首页> 外文会议> >Needle in a Haystack: Reducing the Costs of Annotating Rare-Class Instances in Imbalanced Datasets

【24h】

Needle in a Haystack: Reducing the Costs of Annotating Rare-Class Instances in Imbalanced Datasets

机译：大海捞针：减少注释不平衡数据集中的稀有实例的成本

获取原文

页面导航

摘要
著录项
相似文献
相关主题

摘要

Crowdsourced data annotation is noisier than annotation from trained workers.
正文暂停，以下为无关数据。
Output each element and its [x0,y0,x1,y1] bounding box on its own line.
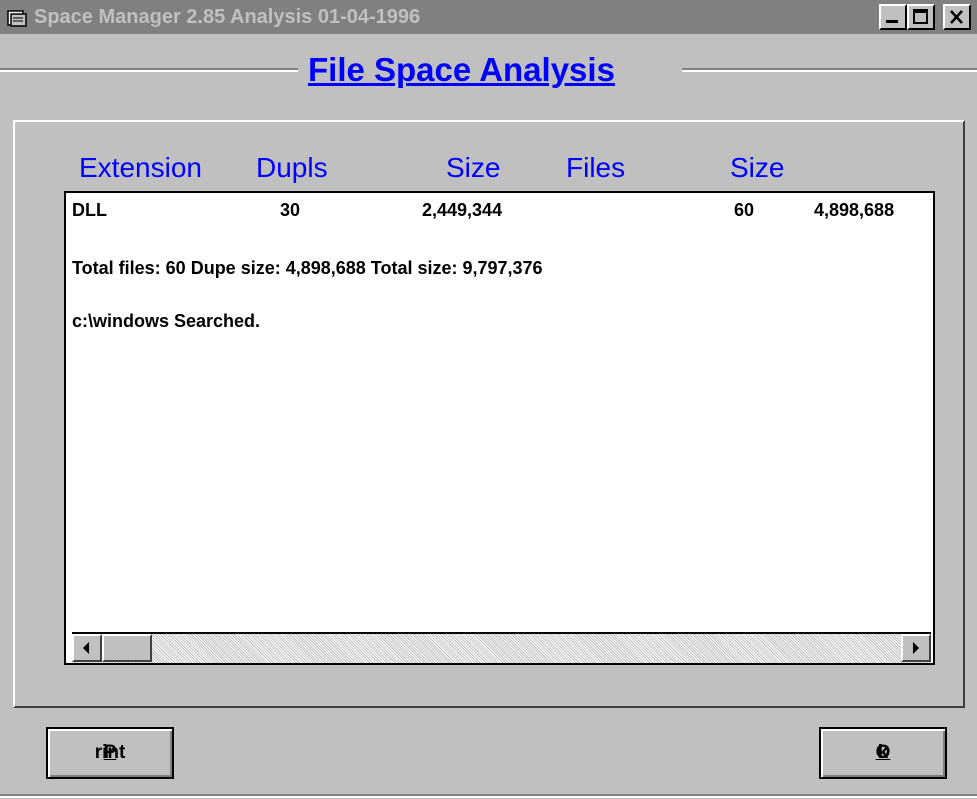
maximize-icon [913,9,928,24]
column-header-dupls: Dupls [256,152,328,183]
column-header-total-size: Size [730,152,785,183]
print-button[interactable]: Print [46,727,174,779]
close-button[interactable] [943,4,971,30]
minimize-icon [886,20,898,23]
horizontal-scrollbar[interactable] [72,632,931,663]
column-header-extension: Extension [79,152,202,183]
totals-line[interactable]: Total files: 60 Dupe size: 4,898,688 Tot… [72,257,543,279]
heading-divider-left [0,68,298,72]
scroll-right-button[interactable] [901,634,931,662]
bottom-divider [0,794,977,798]
minimize-button[interactable] [879,4,907,30]
ok-label: k [877,742,889,763]
print-label: rint [94,742,126,763]
row-total-size: 4,898,688 [814,200,895,220]
results-listbox[interactable]: DLL 30 2,449,344 60 4,898,688 Total file… [64,191,935,665]
column-header-files: Files [566,152,626,183]
column-header-size: Size [446,152,501,183]
maximize-button[interactable] [907,4,935,30]
row-files: 60 [734,200,755,220]
ok-button[interactable]: Ok [819,727,947,779]
row-size: 2,449,344 [422,200,503,220]
title-bar[interactable]: Space Manager 2.85 Analysis 01-04-1996 [0,0,977,34]
searched-line[interactable]: c:\windows Searched. [72,310,260,332]
close-icon [950,10,963,24]
row-extension[interactable]: DLL [72,199,107,221]
document-icon[interactable] [6,8,28,28]
scroll-left-button[interactable] [72,634,102,662]
window-title: Space Manager 2.85 Analysis 01-04-1996 [34,6,421,28]
arrow-right-icon [913,642,919,654]
heading-divider-right [682,68,977,72]
arrow-left-icon [83,642,89,654]
row-dupls: 30 [280,200,301,220]
scrollbar-thumb[interactable] [102,634,152,662]
page-heading: File Space Analysis [308,51,615,88]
Previous work has shown that redundant annotations can eliminate the agreement gap between crowdsource workers and trained workers. Redundant annotation is usually non-problematic because individual crowdsource judgments are inconsequentially cheap in a class-balanced dataset. However, redundant annotation on class-imbalanced datasets requires many more labels per instance. In this paper, using three class-imbalanced corpora, we show that annotation redundancy for noise reduction is very expensive on a class-imbalanced dataset, and should be discarded for instances receiving a single common-class label. We also show that this simple technique produces annotations at approximately the same cost of a metadata-trained, supervised cascading machine classifier, or about 70% cheaper than 5-vote majority-vote aggregation.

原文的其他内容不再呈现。